The screen began filling up with odd symbols, some rotating, others just changing. They weren’t anything Kale could understand. The images kept changing faster and faster until the screen suddenly went black. Then the question mark came up.
“I'm guessing it doesn’t know.” Gheno added over the intercom.
“Can you still talk to me once I cut the cables?” Kale continued.
There was another pause and then a minus symbol appeared.
“Ok, Gheno, scan this thing well because when I get back you're going to have to find a way to get it plugged back into power.”
Gheno was already ahead of Kale and was actively scanning the
capsule. He narrowed down the scope of wiring to the cables that provided the energy and thought he had an accurate reading of the amount of power required. He also figured out the density of the cable to see what he would need to find as well. He yelled at Kale over the intercom that he was already getting to work and dashed out of the pilot’s cabin, towards the back, to see what kind of cabling he could find in the reactor room.
Ayia was left alone in the cabin. She could see through Kale’s helmet camera that he was unpacking the gravity discs and attaching them to the cylinder.
“Is this a good idea Kale?”
Kale breathed a very evident sigh of frustration over the intercom.
“Just a few minutes ago you wanted me to bring it over. Now you don’t?”
“I wanted you to bring HER over. Now it’s an IT and it seems, different.”
“Now it makes more sense than just a corpse in a glass coffin.”
Ayia agreed that what she said wasn’t making sense but she couldn’t disregard the feeling that a machine inside a human body was not normal and, perhaps, not a good idea to bring it onboard the ship. Ayia knew though that Kale already set his mind to bringing it onboard and when she looked back at the screen he had already cut the cables to the cylinder. It was too late. He was beginning to float it off the bridge. On the screen above her the images from the AI stopped and the data showing the radio transmission ceased.

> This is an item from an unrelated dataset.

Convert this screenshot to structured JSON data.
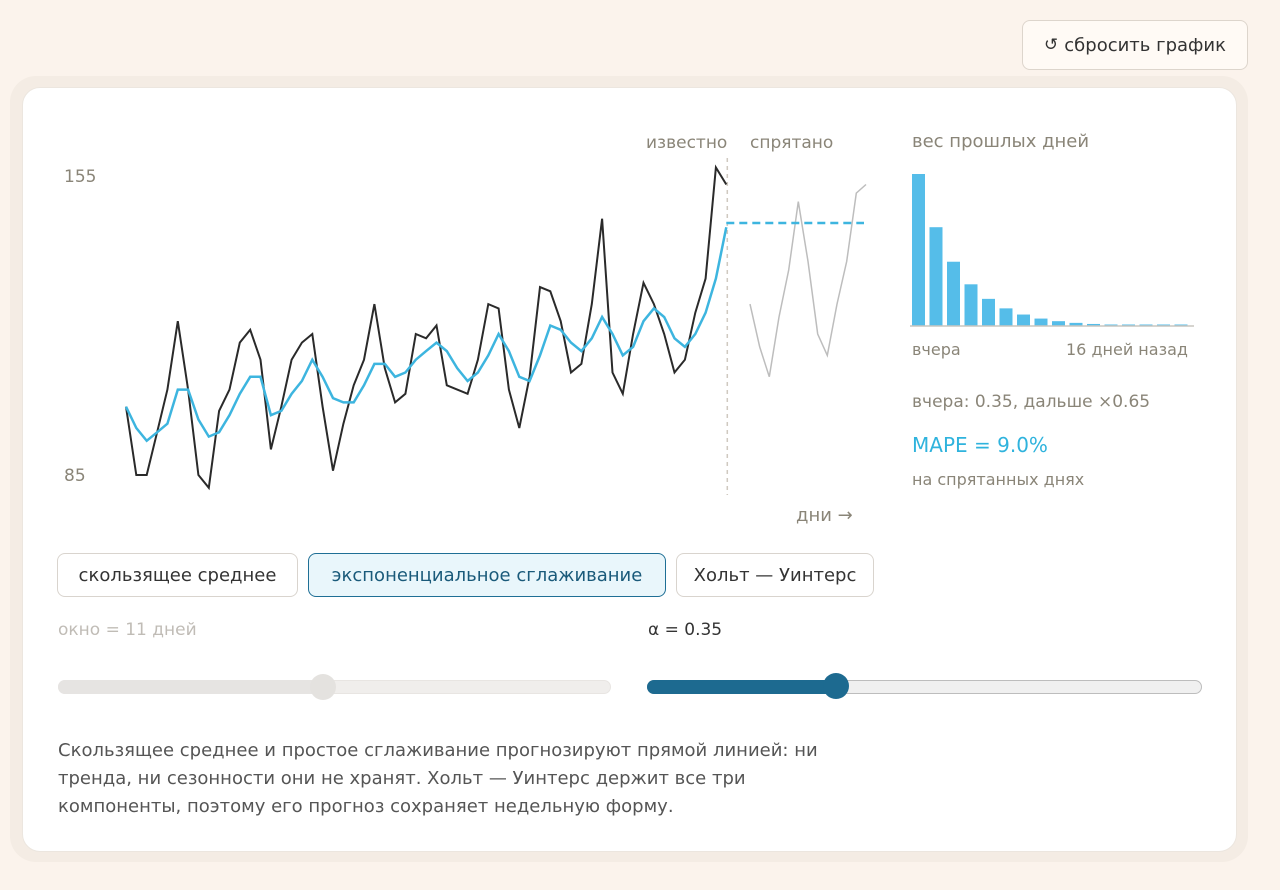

Gheno was ready when Kale floated the last small section over to the rear of the ship. This time Ayia and Gheno waited in the pilot’s cabin while Kale depressurized the rear of the ship, allowing the large hatch in the rear to open. He floated the cylinder in and followed right behind it. He brought the cylinder down in the middle of the ‘Hall’, with the large case nearly taking up half the room. He sealed the hatch back up and asked Gheno to pressurize the ship again over the intercom. Air hissed into the room as Kale unhooked his helmet and set it down on the table. Gheno came rushing in as soon as the cabin door opened. Ayia followed slowly behind him.